If you call the telephone careline, you find that the company does not admit that powdered formula is not sterile and may contain intrinsic contamination with harmful bacteria. When I conducted a spot check, the information was there was only a risk of contamination after the formula is opened. Parents have a right to know the true situation to better understand why the steps needed to reduce risks are important.

The company has issued labels with health claims that are not on the permitted list of claims, suggesting it has 'new improved protein balance' and is 'easily digested'. For more on the label see:
http://boycottnestle.blogspot.com/2007/04/lesson-from-wyeth-two-steps-forward-one.html

Wyeth/SMA is not a trustworthy source of information on infant nutrition. Indeed, it already has a criminal conviction for a ‘cynical and delibrate breach of the regulations’. See:
http://www.babymilkaction.org/press/press31july03.html

As I mentioned, the ASA has said if we want it to judge advertisement against the World Health Assembly marketing code, which companies are called on to abide by independently of any other measures under Article 11.3 of the Code, then we have to change the UK law. Well, the government has just consulted on the law. UK health worker organisations and mother support groups in the Baby Feeding Law Group made a submission called: “Protecting breastfeeding – Protecting babies fed on formula” calling for the Code and Resolutions to be implemented in the UK. This was endorsed by the broader Breastfeeding Manifesto Coalition.
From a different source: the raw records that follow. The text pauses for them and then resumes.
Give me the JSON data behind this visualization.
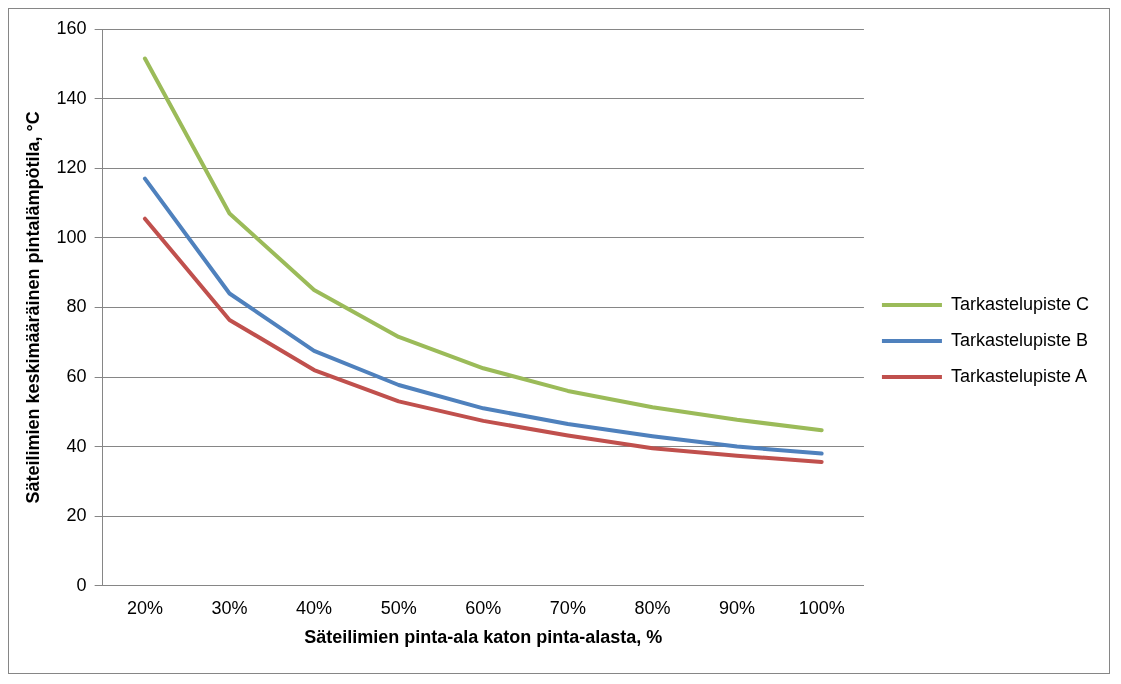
{
  "chart_data": {
    "type": "line",
    "xlabel": "Säteilimien pinta-ala katon pinta-alasta, %",
    "ylabel": "Säteilimien keskimääräinen pintalämpötila, °C",
    "categories": [
      "20%",
      "30%",
      "40%",
      "50%",
      "60%",
      "70%",
      "80%",
      "90%",
      "100%"
    ],
    "series": [
      {
        "name": "Tarkastelupiste C",
        "color": "#9bbb59",
        "values": [
          151.5,
          107,
          85,
          71.5,
          62.5,
          56,
          51.3,
          47.7,
          44.7
        ]
      },
      {
        "name": "Tarkastelupiste B",
        "color": "#4f81bd",
        "values": [
          117,
          84,
          67.5,
          57.7,
          51,
          46.5,
          43,
          40,
          38
        ]
      },
      {
        "name": "Tarkastelupiste A",
        "color": "#c0504d",
        "values": [
          105.5,
          76.4,
          62,
          53,
          47.4,
          43.2,
          39.5,
          37.4,
          35.6
        ]
      }
    ],
    "ylim": [
      0,
      160
    ],
    "yticks": [
      0,
      20,
      40,
      60,
      80,
      100,
      120,
      140,
      160
    ],
    "grid": "y",
    "legend": "right",
    "marker": "none",
    "line_style": "solid"
  }
}
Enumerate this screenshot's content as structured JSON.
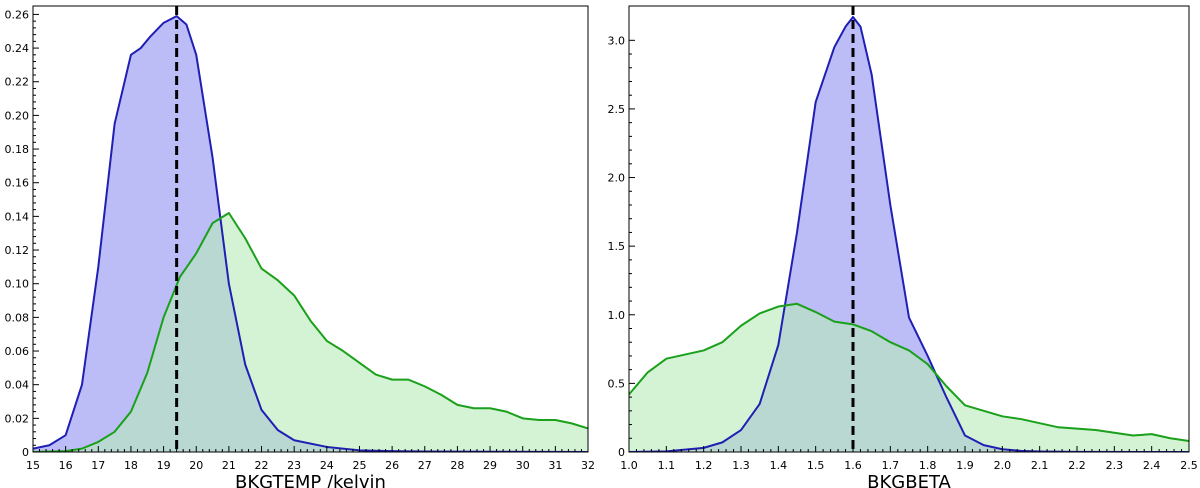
{
  "chart_data": [
    {
      "type": "area",
      "xlabel": "BKGTEMP /kelvin",
      "ylabel": "",
      "xlim": [
        15,
        32
      ],
      "ylim": [
        0,
        0.265
      ],
      "xticks": [
        15,
        16,
        17,
        18,
        19,
        20,
        21,
        22,
        23,
        24,
        25,
        26,
        27,
        28,
        29,
        30,
        31,
        32
      ],
      "xtick_labels": [
        "15",
        "16",
        "17",
        "18",
        "19",
        "20",
        "21",
        "22",
        "23",
        "24",
        "25",
        "26",
        "27",
        "28",
        "29",
        "30",
        "31",
        "32"
      ],
      "yticks": [
        0,
        0.02,
        0.04,
        0.06,
        0.08,
        0.1,
        0.12,
        0.14,
        0.16,
        0.18,
        0.2,
        0.22,
        0.24,
        0.26
      ],
      "ytick_labels": [
        "0",
        "0.02",
        "0.04",
        "0.06",
        "0.08",
        "0.10",
        "0.12",
        "0.14",
        "0.16",
        "0.18",
        "0.20",
        "0.22",
        "0.24",
        "0.26"
      ],
      "vline": 19.4,
      "series": [
        {
          "color": "#1f1fb4",
          "fill": "#bcbcf7",
          "x": [
            15,
            15.5,
            16,
            16.5,
            17,
            17.5,
            18,
            18.3,
            18.6,
            19,
            19.4,
            19.7,
            20,
            20.5,
            21,
            21.5,
            22,
            22.5,
            23,
            24,
            25,
            26,
            27,
            28,
            32
          ],
          "y": [
            0.002,
            0.004,
            0.01,
            0.04,
            0.11,
            0.195,
            0.236,
            0.24,
            0.247,
            0.255,
            0.259,
            0.254,
            0.236,
            0.175,
            0.1,
            0.052,
            0.025,
            0.013,
            0.007,
            0.003,
            0.001,
            0.0005,
            0.0003,
            0.0002,
            0
          ]
        },
        {
          "color": "#1aa01a",
          "fill": "#b8ebb8",
          "x": [
            15,
            16,
            16.5,
            17,
            17.5,
            18,
            18.5,
            19,
            19.5,
            20,
            20.5,
            21,
            21.5,
            22,
            22.5,
            23,
            23.5,
            24,
            24.5,
            25,
            25.5,
            26,
            26.5,
            27,
            27.5,
            28,
            28.5,
            29,
            29.5,
            30,
            30.5,
            31,
            31.5,
            32
          ],
          "y": [
            0,
            0.0005,
            0.002,
            0.006,
            0.012,
            0.024,
            0.047,
            0.08,
            0.104,
            0.118,
            0.136,
            0.142,
            0.127,
            0.109,
            0.102,
            0.093,
            0.078,
            0.066,
            0.06,
            0.053,
            0.046,
            0.043,
            0.043,
            0.039,
            0.034,
            0.028,
            0.026,
            0.026,
            0.024,
            0.02,
            0.019,
            0.019,
            0.017,
            0.014
          ]
        }
      ]
    },
    {
      "type": "area",
      "xlabel": "BKGBETA",
      "ylabel": "",
      "xlim": [
        1.0,
        2.5
      ],
      "ylim": [
        0,
        3.25
      ],
      "xticks": [
        1.0,
        1.1,
        1.2,
        1.3,
        1.4,
        1.5,
        1.6,
        1.7,
        1.8,
        1.9,
        2.0,
        2.1,
        2.2,
        2.3,
        2.4,
        2.5
      ],
      "xtick_labels": [
        "1.0",
        "1.1",
        "1.2",
        "1.3",
        "1.4",
        "1.5",
        "1.6",
        "1.7",
        "1.8",
        "1.9",
        "2.0",
        "2.1",
        "2.2",
        "2.3",
        "2.4",
        "2.5"
      ],
      "yticks": [
        0,
        0.5,
        1.0,
        1.5,
        2.0,
        2.5,
        3.0
      ],
      "ytick_labels": [
        "0",
        "0.5",
        "1.0",
        "1.5",
        "2.0",
        "2.5",
        "3.0"
      ],
      "vline": 1.6,
      "series": [
        {
          "color": "#1f1fb4",
          "fill": "#bcbcf7",
          "x": [
            1.0,
            1.1,
            1.2,
            1.25,
            1.3,
            1.35,
            1.4,
            1.45,
            1.5,
            1.55,
            1.58,
            1.6,
            1.62,
            1.65,
            1.7,
            1.75,
            1.8,
            1.85,
            1.9,
            1.95,
            2.0,
            2.05,
            2.1,
            2.2,
            2.5
          ],
          "y": [
            0,
            0.005,
            0.03,
            0.07,
            0.16,
            0.35,
            0.78,
            1.6,
            2.55,
            2.95,
            3.1,
            3.17,
            3.1,
            2.75,
            1.8,
            0.98,
            0.7,
            0.4,
            0.12,
            0.05,
            0.02,
            0.008,
            0.004,
            0.001,
            0
          ],
          "peak": 3.17
        },
        {
          "color": "#1aa01a",
          "fill": "#b8ebb8",
          "x": [
            1.0,
            1.05,
            1.1,
            1.15,
            1.2,
            1.25,
            1.3,
            1.35,
            1.4,
            1.45,
            1.5,
            1.55,
            1.6,
            1.65,
            1.7,
            1.75,
            1.8,
            1.85,
            1.9,
            1.95,
            2.0,
            2.05,
            2.1,
            2.15,
            2.2,
            2.25,
            2.3,
            2.35,
            2.4,
            2.45,
            2.5
          ],
          "y": [
            0.42,
            0.58,
            0.68,
            0.71,
            0.74,
            0.8,
            0.92,
            1.01,
            1.06,
            1.08,
            1.02,
            0.95,
            0.93,
            0.88,
            0.8,
            0.74,
            0.64,
            0.48,
            0.34,
            0.3,
            0.26,
            0.24,
            0.21,
            0.18,
            0.17,
            0.16,
            0.14,
            0.12,
            0.13,
            0.1,
            0.08
          ]
        }
      ]
    }
  ]
}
The government’s own Scientific Advisory Committee on Nutrition and LACORS (the umbrella body for Trading Standards officers, responsible for enforcing the law) called for stronger measures too, including a ban on advertising of follow-on milks.

The government has rejected these recommendations and is shortly to put its proposed regulations before Parliament. The Royal Colleges have written to the Minister for Public Health calling for a re-think and recommending that companies should not be allowed to target parents. They argue that the independent and accurate information that is available and their members are responsible for providing to parents should not be contradicted and undermined by the companies.

Unfortunately executives at Wyeth/SMA may well end up rubbing their hands with glee. They will most likely be able to carry on churning out this guff if the ASA betrays parents and babies as it has done in the past.